BLBG: Copper Prices Decline on Speculation Demand in China May Weaken
June 18 (Bloomberg) -- Copper prices fell on speculation that expanding stockpiles in China may signal weakening demand in the world’s biggest user of the metal.
Inventories of copper in Shanghai warehouses rose to the highest since March 2008 last week. Imports of copper into China are likely to slow in the next few months, said Max Layton, an analyst at Macquarie Bank Group Ltd. in London.
“We are expecting some pretty big tonnage increases in Shanghai inventories over the next two months,” Layton said by telephone.
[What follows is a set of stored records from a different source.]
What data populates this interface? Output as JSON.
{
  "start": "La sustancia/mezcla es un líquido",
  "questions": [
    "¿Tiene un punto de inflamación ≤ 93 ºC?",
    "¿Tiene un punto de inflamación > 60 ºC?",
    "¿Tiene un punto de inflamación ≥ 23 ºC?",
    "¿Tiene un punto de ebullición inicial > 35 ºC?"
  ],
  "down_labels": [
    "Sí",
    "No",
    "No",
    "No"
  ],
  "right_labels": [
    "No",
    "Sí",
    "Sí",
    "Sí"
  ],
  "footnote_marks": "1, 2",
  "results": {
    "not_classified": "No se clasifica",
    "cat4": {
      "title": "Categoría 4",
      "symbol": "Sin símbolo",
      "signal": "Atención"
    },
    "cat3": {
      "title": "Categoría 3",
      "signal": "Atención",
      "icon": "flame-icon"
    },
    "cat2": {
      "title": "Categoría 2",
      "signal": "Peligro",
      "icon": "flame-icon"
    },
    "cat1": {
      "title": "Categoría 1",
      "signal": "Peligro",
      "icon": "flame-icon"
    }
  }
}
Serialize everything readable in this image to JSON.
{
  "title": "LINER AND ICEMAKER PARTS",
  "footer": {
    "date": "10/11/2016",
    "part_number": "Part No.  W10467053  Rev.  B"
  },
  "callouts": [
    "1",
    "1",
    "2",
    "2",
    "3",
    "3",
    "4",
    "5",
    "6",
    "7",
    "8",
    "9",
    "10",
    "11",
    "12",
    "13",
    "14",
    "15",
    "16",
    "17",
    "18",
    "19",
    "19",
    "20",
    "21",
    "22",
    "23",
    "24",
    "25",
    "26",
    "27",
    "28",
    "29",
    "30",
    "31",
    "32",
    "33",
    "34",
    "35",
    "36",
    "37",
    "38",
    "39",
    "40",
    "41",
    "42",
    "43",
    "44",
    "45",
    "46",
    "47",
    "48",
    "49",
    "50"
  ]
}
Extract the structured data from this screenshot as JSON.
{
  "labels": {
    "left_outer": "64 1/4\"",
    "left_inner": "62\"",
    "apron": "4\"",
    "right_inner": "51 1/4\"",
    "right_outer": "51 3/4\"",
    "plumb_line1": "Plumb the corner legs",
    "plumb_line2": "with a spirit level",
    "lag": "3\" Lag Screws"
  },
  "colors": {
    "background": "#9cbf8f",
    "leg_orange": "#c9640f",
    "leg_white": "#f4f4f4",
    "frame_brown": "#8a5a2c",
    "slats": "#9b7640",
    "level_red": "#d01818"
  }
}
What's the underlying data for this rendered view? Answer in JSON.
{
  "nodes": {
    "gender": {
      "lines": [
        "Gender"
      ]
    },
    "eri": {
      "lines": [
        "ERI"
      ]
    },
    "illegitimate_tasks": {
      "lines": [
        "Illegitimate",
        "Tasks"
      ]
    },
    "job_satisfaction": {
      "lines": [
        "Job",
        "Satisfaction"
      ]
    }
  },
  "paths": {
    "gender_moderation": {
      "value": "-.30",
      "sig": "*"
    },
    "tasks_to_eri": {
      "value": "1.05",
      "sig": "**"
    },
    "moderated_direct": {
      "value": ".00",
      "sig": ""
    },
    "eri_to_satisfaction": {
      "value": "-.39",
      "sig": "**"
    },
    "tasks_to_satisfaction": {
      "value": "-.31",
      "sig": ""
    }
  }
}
China’s demand for the metal usually weakens in the third quarter, the analyst said.
Copper futures for September delivery declined 1.5 cents, or 0.7 percent, to $2.2545 a pound at 10:58 a.m. on the New York Mercantile Exchange’s Comex division. Copper for delivery in three months slipped $15, or 0.3 percent, to $4,945 a metric ton on the London Metal Exchange.
“While copper is widely perceived to have the strongest fundamentals of any of the base metals on a one- to two-year view, in the short term, we have concerns that the market could face a significant pullback,” Macquarie Group analysts including Jim Lennon and Adam Rowley said today in a report. “The key concern centers around the scale of Chinese buying,” the analysts said.
“There is an $80 trading range in evidence today, indicative of the undecided mood,” Edward Meir, an MF Global Ltd. analyst, said earlier by e-mail. The LME range has since widened to $119 today. “Our charts do not look as constructive as they did last week, with the short-term trend now broken.”
Aluminum Gains
In other LME markets, aluminum rose $13, or 0.8 percent, to $1,635 a ton, taking its gain this year to 6.2 percent. Aluminum stockpiles in warehouses monitored by the exchange expanded 88 percent this year to a record 4.4 million tons today.
“The metals have been struggling for direction,” analysts at Barclays Capital said in a report. “Economic data has been mixed and concerns over Chinese demand are still lurking in the background.”
About three-quarters of LME aluminum inventories are locked into financial accords, according to Greg Wittbecker, director of materials management at Alcoa Inc., the biggest U.S. producer of the metal.
Among other LME metals, lead rose 0.6 percent to $1,674.25 a ton and zinc gained 0.8 percent to $1,565 a ton. Tin slipped 0.5 percent to $15,025 a ton, and nickel climbed 1 percent to $14,999 a ton.